14ème législature

Question N° 101232
de Mme Marie Récalde (Socialiste, écologiste et républicain - Gironde )
Question écrite
Ministère interrogé > Éducation nationale, enseignement supérieur et recherche
Ministère attributaire > Intérieur

Rubrique > enseignement

Titre > cantines scolaires

Analyse > conditions d'accès. réglementation.
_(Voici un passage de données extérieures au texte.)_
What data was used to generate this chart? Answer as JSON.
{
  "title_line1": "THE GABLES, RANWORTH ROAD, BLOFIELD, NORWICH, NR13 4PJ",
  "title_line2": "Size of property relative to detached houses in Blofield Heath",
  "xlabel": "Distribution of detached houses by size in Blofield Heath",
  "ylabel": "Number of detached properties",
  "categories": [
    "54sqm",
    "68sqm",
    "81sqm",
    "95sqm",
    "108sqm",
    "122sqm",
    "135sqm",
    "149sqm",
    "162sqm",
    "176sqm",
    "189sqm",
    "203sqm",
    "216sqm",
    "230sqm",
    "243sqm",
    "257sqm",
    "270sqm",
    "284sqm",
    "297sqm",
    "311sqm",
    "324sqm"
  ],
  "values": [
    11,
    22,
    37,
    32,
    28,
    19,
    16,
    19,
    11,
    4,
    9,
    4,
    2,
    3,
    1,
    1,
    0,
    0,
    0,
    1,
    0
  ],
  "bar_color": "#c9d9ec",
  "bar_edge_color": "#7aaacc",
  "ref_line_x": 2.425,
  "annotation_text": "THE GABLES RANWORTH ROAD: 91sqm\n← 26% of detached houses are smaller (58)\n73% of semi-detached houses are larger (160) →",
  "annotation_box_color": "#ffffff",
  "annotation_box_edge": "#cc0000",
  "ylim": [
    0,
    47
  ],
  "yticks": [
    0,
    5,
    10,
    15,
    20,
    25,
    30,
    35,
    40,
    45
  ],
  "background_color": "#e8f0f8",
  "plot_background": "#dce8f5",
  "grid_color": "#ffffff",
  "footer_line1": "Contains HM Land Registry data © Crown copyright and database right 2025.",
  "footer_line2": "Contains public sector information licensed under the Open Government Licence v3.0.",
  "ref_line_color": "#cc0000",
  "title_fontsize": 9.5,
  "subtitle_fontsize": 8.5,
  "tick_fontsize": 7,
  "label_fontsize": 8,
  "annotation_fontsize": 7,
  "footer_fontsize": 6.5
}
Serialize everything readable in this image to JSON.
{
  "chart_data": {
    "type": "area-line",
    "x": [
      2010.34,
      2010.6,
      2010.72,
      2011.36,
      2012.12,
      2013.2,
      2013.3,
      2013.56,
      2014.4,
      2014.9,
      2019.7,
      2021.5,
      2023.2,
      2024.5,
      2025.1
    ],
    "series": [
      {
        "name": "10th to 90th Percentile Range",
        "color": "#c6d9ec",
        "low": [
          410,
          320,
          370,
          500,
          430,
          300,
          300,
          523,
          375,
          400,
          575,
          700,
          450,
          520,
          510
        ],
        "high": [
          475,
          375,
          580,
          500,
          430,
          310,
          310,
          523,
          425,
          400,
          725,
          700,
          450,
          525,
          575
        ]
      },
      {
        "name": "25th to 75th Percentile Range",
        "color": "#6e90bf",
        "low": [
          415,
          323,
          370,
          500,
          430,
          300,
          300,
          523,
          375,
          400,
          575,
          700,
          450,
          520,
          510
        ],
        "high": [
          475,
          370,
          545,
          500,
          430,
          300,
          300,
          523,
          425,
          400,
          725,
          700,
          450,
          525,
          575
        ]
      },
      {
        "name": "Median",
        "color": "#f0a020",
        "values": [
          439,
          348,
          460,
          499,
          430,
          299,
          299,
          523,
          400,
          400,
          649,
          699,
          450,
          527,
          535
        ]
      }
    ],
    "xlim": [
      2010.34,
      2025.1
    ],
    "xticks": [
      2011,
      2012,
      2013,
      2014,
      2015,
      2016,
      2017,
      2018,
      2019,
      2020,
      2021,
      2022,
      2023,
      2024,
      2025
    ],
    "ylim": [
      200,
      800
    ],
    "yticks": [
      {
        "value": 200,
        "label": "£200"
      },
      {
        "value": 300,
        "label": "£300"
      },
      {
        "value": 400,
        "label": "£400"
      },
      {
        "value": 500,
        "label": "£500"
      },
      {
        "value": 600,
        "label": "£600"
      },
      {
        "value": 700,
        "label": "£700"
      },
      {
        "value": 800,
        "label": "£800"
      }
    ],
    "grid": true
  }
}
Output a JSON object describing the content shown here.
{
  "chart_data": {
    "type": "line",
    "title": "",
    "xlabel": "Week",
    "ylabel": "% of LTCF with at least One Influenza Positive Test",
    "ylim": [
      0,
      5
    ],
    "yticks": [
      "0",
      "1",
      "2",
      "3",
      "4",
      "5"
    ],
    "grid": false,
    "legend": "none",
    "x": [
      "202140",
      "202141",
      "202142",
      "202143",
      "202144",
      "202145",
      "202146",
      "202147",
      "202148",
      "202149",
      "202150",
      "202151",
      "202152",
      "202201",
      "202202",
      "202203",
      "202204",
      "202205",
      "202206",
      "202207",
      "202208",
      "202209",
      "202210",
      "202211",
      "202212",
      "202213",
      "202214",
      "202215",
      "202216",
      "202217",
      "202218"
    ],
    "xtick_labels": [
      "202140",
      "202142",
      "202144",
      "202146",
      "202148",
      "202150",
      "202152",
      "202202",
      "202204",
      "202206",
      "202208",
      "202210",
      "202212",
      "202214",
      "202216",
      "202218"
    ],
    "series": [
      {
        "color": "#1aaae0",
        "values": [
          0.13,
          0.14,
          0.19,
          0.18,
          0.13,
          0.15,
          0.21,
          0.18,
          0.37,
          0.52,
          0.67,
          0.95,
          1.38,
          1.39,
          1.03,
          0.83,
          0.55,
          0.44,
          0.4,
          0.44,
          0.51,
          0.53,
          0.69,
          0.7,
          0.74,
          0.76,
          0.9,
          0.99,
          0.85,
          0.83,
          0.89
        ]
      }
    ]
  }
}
Question publiée au JO le : 13/12/2016 page : 10215
Réponse publiée au JO le : 28/02/2017 page : 1858
Date de changement d'attribution: 20/12/2016

Texte de la question

Mme Marie Récalde interroge Mme la ministre de l'éducation nationale, de l'enseignement supérieur et de la recherche sur les difficultés d'accès à la cantine scolaire d'élèves dont les parents sont en situation de recherche d'emploi. Elle souhaite lui demander des précisions quant à l'état du droit sur ce sujet et la position du ministère de l'éducation nationale sur cette discrimination en cas de refus d'accès motivé par le statut de chômeur d'un ou des deux parents.

Texte de la réponse

La restauration scolaire bénéficie d'une qualification de service public à vocation sociale. Il convient de rappeler que si elle constitue une dépense obligatoire des départements et des régions pour les établissements du second degré (articles L. 213-2 et L. 214-6 du code de l'éducation), elle présente un caractère facultatif pour les établissements scolaires du premier degré, qui peuvent ou non proposer ce service. Ce caractère facultatif permet également de dispenser les communes de l'obligation de créer autant de places qu'il existe d'usagers potentiels et donc d'accorder prioritairement l'accès de la cantine à certains enfants, dès lors que la capacité d'accueil s'avère saturée. Pour autant, le principe de non-discrimination implique que la différence de traitement doit répondre à une nécessité d'intérêt général en rapport avec l'objet ou les conditions d'exploitation du service. Ainsi, le fait de réserver la cantine scolaire aux seuls enfants dont les parents travaillent a de tout temps été censuré par la jurisprudence administrative sur le fondement du principe d'égalité. Dans sa décision du 23 octobre 2009 « FCPE c/Commune d'Oullins », le Conseil d'État a ainsi suspendu l'application d'un règlement municipal qui interdisait l'accès des élèves à la cantine dont les parents ne travaillaient pas, en considérant que cette discrimination était sans rapport avec l'objet du service public en cause. Ce principe a d'ailleurs été rappelé dans la circulaire no 2013-060 du 10 avril 2013 d'orientation et de préparation de la rentrée 2013 du ministère de l'éducation nationale précisant que « l'accès à la restauration scolaire, quand celle-ci existe, est un droit. Il ne peut être établi aucune discrimination selon les situations familiales, géographiques ou de revenus ». Aujourd'hui, la garantie d'un égal accès à la cantine scolaire est expressément affirmée par la loi. L'article L. 131-13 du code de l'éducation, dans sa rédaction issue de l'article 186 de la loi no 2017-86 du 27 janvier 2017 relative à l'égalité et à la citoyenneté, prévoit en effet que l'inscription à la cantine des écoles primaires, lorsque ce service existe, est un droit pour tous les enfants scolarisés, sans qu'il puisse être établi aucune discrimination selon leur situation ou celle de leur famille.